When we look at CAPL, we find its large and generous yield of 10.5% attractive, so we’re not looking for growth but sustainability. 2022 was an unusually high year for fuel profit margins. So we’re expecting lower margins in 2023.
Throughout 2022 management was very focused on maintaining the distributions and reducing leverage – this is important as we look to 2023. As profit margins decline, leverage ratios will climb due to nothing more than lower earnings. The big question is: by how much and how will distribution coverage fare?
Q1 of 2022 was just the beginning of the fuel profit margins ramping up to higher levels. Therefore, we’re seeing that Q1 2023 profit margins are elevated compared to 2022 but still significantly lower than the end of last year. Source.
When looking at the key results from last year to this year, we can see that overall, it was relatively flat. This is due to the decline in profit margins in Q1 of 2023 versus the remainder of the year of 2022. The bottom line results are lower due to the almost double increase in their interest expense. This is understandable, given the large number of rate increases we saw throughout 2022. When it comes to fuel distributors, the first and last quarters of the year are always the weakest. This is because quarter two and quarter three are typically referred to as summer travel season – there’s a much higher level of fuel demand during those time periods allowing for greater profits.
For CAPL, it was less than a 1x coverage ratio for the distribution this last quarter. This will be concerning if it becomes a continuing trend. However, looking over the last 12 months, we see strong coverage, and then looking through 2021, we see strong coverage as well, albeit lower than 2022.
The key for CAPL to maintain strong distribution coverage will be due to the fact that they have lowered their debt significantly throughout 2022. Management’s focus on reducing debt more than organic growth or increasing the distribution made the distribution more sustainable. We did see the leverage ratio tick up over 4x, but just barely. This is partially due to the fact that they refinanced their credit line facility and removed one of the two of them, amalgamating everything into a single upsized facility.
All three major fuel distributors provided strong returns since January 1st, 2022. We find that CAPL is the most attractive at this time. Previously, HDO members were able to exit GLP with strong returns near the top of its price movement. We moved to a safer level in the preferred securities and traditional bond offerings offered by Global Partners LP (GLP). When it comes to CAPL, we find that the common units currently provide the best value, and we get paid strong distributions while management carefully moves to reduce leverage.
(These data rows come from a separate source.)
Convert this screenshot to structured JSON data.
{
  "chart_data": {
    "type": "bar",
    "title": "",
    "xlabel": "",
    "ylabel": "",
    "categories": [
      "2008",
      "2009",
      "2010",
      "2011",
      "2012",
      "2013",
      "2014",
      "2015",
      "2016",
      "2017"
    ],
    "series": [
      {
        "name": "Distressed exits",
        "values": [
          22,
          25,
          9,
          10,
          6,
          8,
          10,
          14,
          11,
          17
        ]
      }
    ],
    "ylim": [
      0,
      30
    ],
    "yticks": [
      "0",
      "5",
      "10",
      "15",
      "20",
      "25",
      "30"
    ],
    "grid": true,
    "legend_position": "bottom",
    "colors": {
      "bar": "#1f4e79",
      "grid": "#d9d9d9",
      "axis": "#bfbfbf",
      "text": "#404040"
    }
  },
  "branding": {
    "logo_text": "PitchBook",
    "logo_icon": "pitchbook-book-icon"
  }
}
Note: CAPL issues a K-1 at tax time.
Conclusion
With NEP and CAPL, we can generate high levels of income in the average everyday spending on others. Every time somebody flips on the light switch or starts their car, you can be earning money directly into your bank account.
This is the kind of income that a retiree dreams of. This is not an income that is depending on the market to climb or rise and then having to sell shares at a profit to pocket income. This is income you can rely on, month after month because others rely on the services provided by these companies. Just like you depend on your utility company to power your house and your local gas station for fuel. The big difference is that you can choose to be paid by those companies instead of simply paying them.
This way, your retirement will be the one that is completely funded by the spending of others. This is not discretionary spending that comes and goes with recessions but required spending that people have to do every single month and every single day. You will have expenses while retired, so you’re going to need income to match them and exceed them to do other things you enjoy. These companies can provide that income.
That’s the beauty of our Income Method. That’s the beauty of income investing.